I have therefore celebrated the notion of ‘deliberate practice’. It fits with my personal experience and it also syncs well with cognitive science research about how expertise develops. However, all is not well! A recent meta-analysis of the impact of ‘deliberate practice’ – see here – has brought into question its supposedly transformative powers. For a teacher seeking to get better, to hear that ‘deliberate practice’ has about a 1% impact on professionals is damning and disheartening.

With a little further digging you can bring the meta-analysis findings into question. The synthesis regarding professional expertise includes little more than a paper on refereeing, a doctoral thesis on programming, a paper on pilot decision-making and a paper on insurance agents. Hardly conclusive evidence of professional practice!

The patently positive impact of practice is hardly drawn into question by such evidence, but there is a pendulum swing of opinion that has placed genes and heritability back at the forefront of the debate about expertise.

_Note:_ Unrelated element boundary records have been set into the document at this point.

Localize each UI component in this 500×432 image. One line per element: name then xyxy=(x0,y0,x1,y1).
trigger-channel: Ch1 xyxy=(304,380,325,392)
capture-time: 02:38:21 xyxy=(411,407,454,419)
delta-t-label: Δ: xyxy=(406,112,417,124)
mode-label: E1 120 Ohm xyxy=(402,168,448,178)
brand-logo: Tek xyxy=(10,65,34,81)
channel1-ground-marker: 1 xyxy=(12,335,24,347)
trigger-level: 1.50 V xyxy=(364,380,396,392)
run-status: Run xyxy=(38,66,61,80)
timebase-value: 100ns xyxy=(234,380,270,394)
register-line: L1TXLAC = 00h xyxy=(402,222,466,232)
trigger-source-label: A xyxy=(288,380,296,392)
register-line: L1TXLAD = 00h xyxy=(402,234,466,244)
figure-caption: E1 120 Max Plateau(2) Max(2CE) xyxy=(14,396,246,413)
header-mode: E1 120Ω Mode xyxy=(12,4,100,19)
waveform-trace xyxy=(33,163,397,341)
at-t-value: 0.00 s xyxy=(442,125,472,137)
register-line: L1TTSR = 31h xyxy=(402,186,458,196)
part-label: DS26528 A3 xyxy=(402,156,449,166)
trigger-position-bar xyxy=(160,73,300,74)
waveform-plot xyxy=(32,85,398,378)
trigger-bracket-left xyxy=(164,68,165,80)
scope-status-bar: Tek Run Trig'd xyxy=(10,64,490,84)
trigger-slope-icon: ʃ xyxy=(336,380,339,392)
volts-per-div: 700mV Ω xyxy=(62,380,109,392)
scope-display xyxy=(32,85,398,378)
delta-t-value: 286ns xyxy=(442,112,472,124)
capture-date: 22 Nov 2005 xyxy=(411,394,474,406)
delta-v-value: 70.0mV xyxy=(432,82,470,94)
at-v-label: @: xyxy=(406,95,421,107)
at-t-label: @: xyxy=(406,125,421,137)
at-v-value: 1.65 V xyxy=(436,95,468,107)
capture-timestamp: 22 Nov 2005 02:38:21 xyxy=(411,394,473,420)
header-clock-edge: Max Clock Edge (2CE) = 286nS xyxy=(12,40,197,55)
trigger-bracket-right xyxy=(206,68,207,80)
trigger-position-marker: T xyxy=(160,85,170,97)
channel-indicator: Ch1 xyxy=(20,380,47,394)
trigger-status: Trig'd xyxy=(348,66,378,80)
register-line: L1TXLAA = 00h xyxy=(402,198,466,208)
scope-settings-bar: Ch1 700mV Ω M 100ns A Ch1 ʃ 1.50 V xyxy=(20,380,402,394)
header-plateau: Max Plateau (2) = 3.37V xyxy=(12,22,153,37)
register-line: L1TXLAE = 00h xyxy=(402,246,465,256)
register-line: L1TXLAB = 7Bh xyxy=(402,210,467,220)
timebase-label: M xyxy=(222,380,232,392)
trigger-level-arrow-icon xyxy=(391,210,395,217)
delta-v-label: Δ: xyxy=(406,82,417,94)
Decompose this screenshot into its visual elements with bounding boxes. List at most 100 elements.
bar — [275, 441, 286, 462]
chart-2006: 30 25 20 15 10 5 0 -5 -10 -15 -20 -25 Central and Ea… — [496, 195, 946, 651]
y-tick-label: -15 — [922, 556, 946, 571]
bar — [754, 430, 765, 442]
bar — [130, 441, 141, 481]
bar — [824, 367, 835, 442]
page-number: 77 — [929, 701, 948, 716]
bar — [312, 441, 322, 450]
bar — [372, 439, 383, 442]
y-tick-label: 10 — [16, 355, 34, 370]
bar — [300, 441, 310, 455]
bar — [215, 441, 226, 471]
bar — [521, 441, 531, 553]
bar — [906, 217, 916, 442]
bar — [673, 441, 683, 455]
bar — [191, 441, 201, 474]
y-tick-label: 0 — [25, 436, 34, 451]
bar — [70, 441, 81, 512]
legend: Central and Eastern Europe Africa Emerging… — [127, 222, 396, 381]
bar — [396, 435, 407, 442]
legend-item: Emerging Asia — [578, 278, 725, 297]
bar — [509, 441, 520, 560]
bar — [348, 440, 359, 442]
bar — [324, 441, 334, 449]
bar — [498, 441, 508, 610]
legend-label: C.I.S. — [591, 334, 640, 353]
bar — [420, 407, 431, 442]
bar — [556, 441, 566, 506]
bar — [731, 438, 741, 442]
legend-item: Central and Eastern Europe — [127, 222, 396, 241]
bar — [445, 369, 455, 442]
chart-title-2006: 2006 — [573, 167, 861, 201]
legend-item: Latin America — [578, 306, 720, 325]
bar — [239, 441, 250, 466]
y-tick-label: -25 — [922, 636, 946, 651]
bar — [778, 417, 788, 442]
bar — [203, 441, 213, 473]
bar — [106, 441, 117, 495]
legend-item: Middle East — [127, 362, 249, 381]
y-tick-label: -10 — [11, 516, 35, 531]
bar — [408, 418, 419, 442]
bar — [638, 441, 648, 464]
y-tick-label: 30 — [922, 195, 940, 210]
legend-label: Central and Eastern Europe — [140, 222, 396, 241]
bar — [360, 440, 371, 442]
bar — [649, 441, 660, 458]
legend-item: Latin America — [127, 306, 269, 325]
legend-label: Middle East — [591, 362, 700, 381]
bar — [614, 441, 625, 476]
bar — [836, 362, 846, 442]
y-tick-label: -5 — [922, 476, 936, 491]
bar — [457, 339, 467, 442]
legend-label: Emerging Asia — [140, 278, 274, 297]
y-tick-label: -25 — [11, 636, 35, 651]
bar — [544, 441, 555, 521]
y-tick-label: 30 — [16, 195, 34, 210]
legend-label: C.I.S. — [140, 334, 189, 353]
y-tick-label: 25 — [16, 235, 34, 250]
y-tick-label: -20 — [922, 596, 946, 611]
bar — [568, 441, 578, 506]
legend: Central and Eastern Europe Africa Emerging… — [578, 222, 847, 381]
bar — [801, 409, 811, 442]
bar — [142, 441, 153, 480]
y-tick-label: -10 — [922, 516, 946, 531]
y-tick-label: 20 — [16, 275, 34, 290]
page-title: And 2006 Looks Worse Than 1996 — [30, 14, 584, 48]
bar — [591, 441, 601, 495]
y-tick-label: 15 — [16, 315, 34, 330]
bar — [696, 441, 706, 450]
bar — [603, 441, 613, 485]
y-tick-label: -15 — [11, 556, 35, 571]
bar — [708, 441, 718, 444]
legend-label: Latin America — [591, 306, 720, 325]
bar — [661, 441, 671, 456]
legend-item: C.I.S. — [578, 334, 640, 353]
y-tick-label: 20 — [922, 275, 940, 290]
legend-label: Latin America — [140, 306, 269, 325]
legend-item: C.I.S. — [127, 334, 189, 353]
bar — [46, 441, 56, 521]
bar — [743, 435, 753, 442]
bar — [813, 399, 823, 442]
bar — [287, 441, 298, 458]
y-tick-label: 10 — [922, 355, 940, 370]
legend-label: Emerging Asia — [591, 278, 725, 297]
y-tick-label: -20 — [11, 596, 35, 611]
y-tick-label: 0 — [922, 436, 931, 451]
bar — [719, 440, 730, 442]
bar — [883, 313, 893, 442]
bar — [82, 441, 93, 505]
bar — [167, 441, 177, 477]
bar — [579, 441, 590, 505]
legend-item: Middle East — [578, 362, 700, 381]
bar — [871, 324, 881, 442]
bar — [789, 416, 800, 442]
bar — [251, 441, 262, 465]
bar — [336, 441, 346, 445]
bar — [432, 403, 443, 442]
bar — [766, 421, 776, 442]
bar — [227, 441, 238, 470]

The excellent ‘Sports Gene’, by David Epstein, reveals that heritability, as you would expect, has a huge impact upon sporting success and general expertise in many given fields. The focus on genetic heritability is mirrored in Asbury and Plomin’s ‘G for Genes’. They show how important genes are to cognitive intelligence – clearly, so important for all of our students – through researching the development of lots and lots of twins and more.

People like Alfie Kohn, famed American educationalist, have seized upon the debate and particularly the criticisms of ‘deliberate practice’. He has written an article attacking the ‘practice makes perfect‘ cliche, so cogently argued by the likes of a Doug Lemov, with his own particular ideological slant – see here. He is implicitly critical of KIPP schools and the like in America, whose mantra, ‘work hard, be nice‘, has sought to galvanise an advocacy for practice being the path toward expertise and a key to breaking out of the chains of poverty and social inequality. The problem with Kohn is that he seeks to make political points rather than explore the argument fully, when I simply want to work out what works.

Common sense dictates that ‘deliberate practice’ is not the sole factor that determines expertise. It may well be that it has a significantly smaller impact on determining expertise than genetic predispositions. However, as it is something we can have agency and control over as teachers, with our personal improvement, and that of our malleable students, we should persevere with ‘deliberate practice’. The many attendant benefits of disciplined practice are obvious.

Unsurprisingly, the dichotomy of ‘deliberate practice’ and genes is a false one. There is really interesting research to show that genetic predispositions are only activated in certain environments. Famously, London taxi drivers, who study ‘the knowledge’ (the spatial mapping of streets in London) develop more grey matter when it comes to spatial awareness. Professional keyboard players develop more grey matter for the auditory, visual-spatial and motor areas of their brains in comparison with their amateur counter-parts.

The brain has a wonderful plasticity which means that our genes are not our destiny. This plasticity is clearly sensitive to the impact of ‘deliberate practice’. For that reason, with as much balanced evidence as I can muster, I will continue to base my teaching and learning around the evidence that attends ‘deliberate practice’, with a sensitive awareness of the impact of heritability.

So the answers to growing expertise isn’t simply ‘deliberate practice’, nor is it the impact of our genes. It is an infinitely complex interplay between the two that we should seek to explore and understand.